Regional Outlook — TAS1: Sunday 14 June 2026
The spot price in Tasmania sits at $70.24/MWh with total demand at 1,334.52 MW as of 06:30 AEST. Reviewing the past 24 hours, price has oscillated in a narrow band, with a base floor near $60.26/MWh during overnight off-peak intervals and peaks reaching $77.18/MWh during the morning demand ramp between 07:25 and 09:00 AEST. The 24-hour price profile is remarkably stable by NEM standards — the vast majority of dispatch intervals cleared at either $70.14/MWh or $77.16–77.18/MWh, with brief dips to the low $60s during shoulder periods. Current demand is climbing from an afternoon trough of around 1,106 MW and is tracking the typical winter evening ramp.
Generation is being met by hydro at 1,156.31 MW, wind at 93.1 MW, and gas OCGT at just 8.6 MW, totalling approximately 1,258 MW of metered generation against 1,334.52 MW of demand — with the balance likely covered by Basslink import from Victoria. Renewable penetration sits at 99.32% on the current interval, with carbon intensity at just 0.0044 tCO2/MWh. This is effectively at the practical floor for the Tasmanian grid given the trace OCGT output. Through the day, intensity drifted between zero and 0.0381 tCO2/MWh, with multiple periods of 100% renewable generation recorded during the afternoon and evening when the OCGT was offline entirely.
Predispatch forecasts signal a modest price escalation into the evening. The 07:00 AEST interval is forecast at $70.24/MWh, but prices step up to $77.26/MWh by 07:30 AEST and hold at $77.28/MWh through 08:00–08:30 AEST, before reaching $79.28/MWh at the 09:00 AEST half-hour — the highest forecast in the predispatch window. Prices are then expected to ease back through $77.26/MWh at 09:30 AEST and return toward the $70.24/MWh floor by 10:00 AEST, where they largely hold across the daytime horizon through to 18:00 AEST. The $79.28/MWh peak aligns with the typical Tasmanian winter evening demand peak, and traders should watch Basslink flow direction and capacity closely if Victoria tightens simultaneously.

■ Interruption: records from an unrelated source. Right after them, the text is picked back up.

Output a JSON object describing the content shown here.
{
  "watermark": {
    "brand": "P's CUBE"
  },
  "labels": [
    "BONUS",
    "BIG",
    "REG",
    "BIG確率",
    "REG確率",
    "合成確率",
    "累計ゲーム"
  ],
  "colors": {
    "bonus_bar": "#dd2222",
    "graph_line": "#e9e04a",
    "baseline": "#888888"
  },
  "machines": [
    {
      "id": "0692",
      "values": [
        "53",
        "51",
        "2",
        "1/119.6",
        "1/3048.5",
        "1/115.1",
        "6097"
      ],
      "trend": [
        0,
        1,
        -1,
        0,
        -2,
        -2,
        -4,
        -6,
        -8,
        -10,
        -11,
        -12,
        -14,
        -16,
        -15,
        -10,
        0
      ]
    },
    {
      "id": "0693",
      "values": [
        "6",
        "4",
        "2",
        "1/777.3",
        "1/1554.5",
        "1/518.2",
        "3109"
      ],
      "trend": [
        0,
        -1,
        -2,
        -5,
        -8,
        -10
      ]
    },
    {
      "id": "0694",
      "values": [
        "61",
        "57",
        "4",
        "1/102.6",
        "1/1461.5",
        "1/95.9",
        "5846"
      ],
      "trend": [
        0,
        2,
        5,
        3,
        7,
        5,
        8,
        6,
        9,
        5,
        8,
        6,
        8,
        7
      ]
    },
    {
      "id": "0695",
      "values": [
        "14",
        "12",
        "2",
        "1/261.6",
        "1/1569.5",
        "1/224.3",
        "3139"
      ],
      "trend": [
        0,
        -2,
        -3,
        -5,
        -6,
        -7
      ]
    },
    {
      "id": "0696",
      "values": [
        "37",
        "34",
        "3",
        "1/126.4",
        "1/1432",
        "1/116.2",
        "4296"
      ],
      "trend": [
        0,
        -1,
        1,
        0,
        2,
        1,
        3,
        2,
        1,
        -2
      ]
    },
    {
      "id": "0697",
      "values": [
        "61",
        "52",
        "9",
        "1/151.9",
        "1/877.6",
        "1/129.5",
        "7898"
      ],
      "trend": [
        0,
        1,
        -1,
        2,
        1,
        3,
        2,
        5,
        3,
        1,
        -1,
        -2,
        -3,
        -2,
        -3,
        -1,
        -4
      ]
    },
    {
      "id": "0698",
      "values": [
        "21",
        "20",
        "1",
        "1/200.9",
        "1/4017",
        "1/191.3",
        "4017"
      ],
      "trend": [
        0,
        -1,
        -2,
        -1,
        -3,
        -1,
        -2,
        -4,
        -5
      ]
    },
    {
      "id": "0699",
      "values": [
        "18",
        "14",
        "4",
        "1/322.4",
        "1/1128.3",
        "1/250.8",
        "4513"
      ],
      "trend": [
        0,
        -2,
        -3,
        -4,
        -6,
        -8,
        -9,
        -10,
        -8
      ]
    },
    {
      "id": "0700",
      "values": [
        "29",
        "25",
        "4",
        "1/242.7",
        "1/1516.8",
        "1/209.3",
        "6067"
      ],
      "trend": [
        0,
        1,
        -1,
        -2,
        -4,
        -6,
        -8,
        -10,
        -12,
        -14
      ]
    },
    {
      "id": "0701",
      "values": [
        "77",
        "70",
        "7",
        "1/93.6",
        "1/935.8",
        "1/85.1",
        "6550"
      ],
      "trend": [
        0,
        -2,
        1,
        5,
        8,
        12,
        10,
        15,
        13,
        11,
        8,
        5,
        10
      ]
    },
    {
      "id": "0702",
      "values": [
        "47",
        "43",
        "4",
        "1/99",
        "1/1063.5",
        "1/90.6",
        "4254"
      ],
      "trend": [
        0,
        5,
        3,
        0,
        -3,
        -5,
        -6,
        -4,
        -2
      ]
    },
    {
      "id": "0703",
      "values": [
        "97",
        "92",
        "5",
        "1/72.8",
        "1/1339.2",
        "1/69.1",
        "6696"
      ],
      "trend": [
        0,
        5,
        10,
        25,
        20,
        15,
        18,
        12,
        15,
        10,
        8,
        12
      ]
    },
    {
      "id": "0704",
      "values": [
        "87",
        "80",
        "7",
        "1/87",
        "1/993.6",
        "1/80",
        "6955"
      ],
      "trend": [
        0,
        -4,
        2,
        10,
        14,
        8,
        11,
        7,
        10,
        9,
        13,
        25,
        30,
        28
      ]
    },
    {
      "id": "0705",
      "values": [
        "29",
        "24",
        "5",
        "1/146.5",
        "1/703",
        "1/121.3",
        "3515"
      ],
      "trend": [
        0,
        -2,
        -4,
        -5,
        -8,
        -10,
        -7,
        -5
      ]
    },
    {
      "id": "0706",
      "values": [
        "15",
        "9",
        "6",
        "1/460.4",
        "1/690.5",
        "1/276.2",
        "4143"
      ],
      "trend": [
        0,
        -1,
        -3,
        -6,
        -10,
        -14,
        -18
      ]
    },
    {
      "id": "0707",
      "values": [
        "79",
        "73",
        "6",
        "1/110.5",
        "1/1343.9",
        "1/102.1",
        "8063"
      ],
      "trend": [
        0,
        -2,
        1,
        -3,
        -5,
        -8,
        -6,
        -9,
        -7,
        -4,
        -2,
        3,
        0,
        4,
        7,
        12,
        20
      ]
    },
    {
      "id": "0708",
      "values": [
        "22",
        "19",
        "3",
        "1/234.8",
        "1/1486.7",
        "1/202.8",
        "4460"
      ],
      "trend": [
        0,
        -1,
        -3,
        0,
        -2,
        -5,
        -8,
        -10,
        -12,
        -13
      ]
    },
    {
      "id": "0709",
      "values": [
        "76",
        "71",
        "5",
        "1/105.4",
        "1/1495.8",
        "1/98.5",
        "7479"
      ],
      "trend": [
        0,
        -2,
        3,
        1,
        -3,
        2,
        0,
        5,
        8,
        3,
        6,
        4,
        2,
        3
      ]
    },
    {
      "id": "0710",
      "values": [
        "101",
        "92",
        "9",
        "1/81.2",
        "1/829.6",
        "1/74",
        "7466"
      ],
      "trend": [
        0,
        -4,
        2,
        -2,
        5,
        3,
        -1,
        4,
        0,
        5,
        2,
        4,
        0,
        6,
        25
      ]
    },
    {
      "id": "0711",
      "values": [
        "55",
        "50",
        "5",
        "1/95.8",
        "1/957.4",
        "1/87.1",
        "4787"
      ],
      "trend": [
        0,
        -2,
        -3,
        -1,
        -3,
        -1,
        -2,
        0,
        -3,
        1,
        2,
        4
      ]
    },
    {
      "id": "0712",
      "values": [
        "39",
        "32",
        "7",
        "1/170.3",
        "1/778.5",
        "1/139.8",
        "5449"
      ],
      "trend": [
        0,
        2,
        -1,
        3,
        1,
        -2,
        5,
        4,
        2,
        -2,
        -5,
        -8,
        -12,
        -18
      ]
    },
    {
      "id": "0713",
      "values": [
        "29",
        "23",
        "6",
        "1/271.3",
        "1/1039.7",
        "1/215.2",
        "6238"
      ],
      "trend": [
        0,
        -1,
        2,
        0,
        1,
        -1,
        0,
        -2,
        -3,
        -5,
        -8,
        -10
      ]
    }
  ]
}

No active market notices directly affect Tasmania. The notice queue contains items for QLD1 (non-conformance on MPP_2, 36 MW, now resolved), inter-regional transfer constraint activity in QLD and VIC, and a previously cancelled SA LOR1 forecast for 17 June — none of these have a direct TAS1 bearing today. The active inter-regional transfer notice for the APD A2 500/220 kV transformer in Victoria (constraint set F-I_ML_APD_LOAD, affecting T-V-MNSP1) warrants monitoring, as any binding constraint on Basslink's Victorian end could affect Tasmania's import capability during the evening peak window if hydro dispatch headroom is insufficient to cover demand without the interconnector.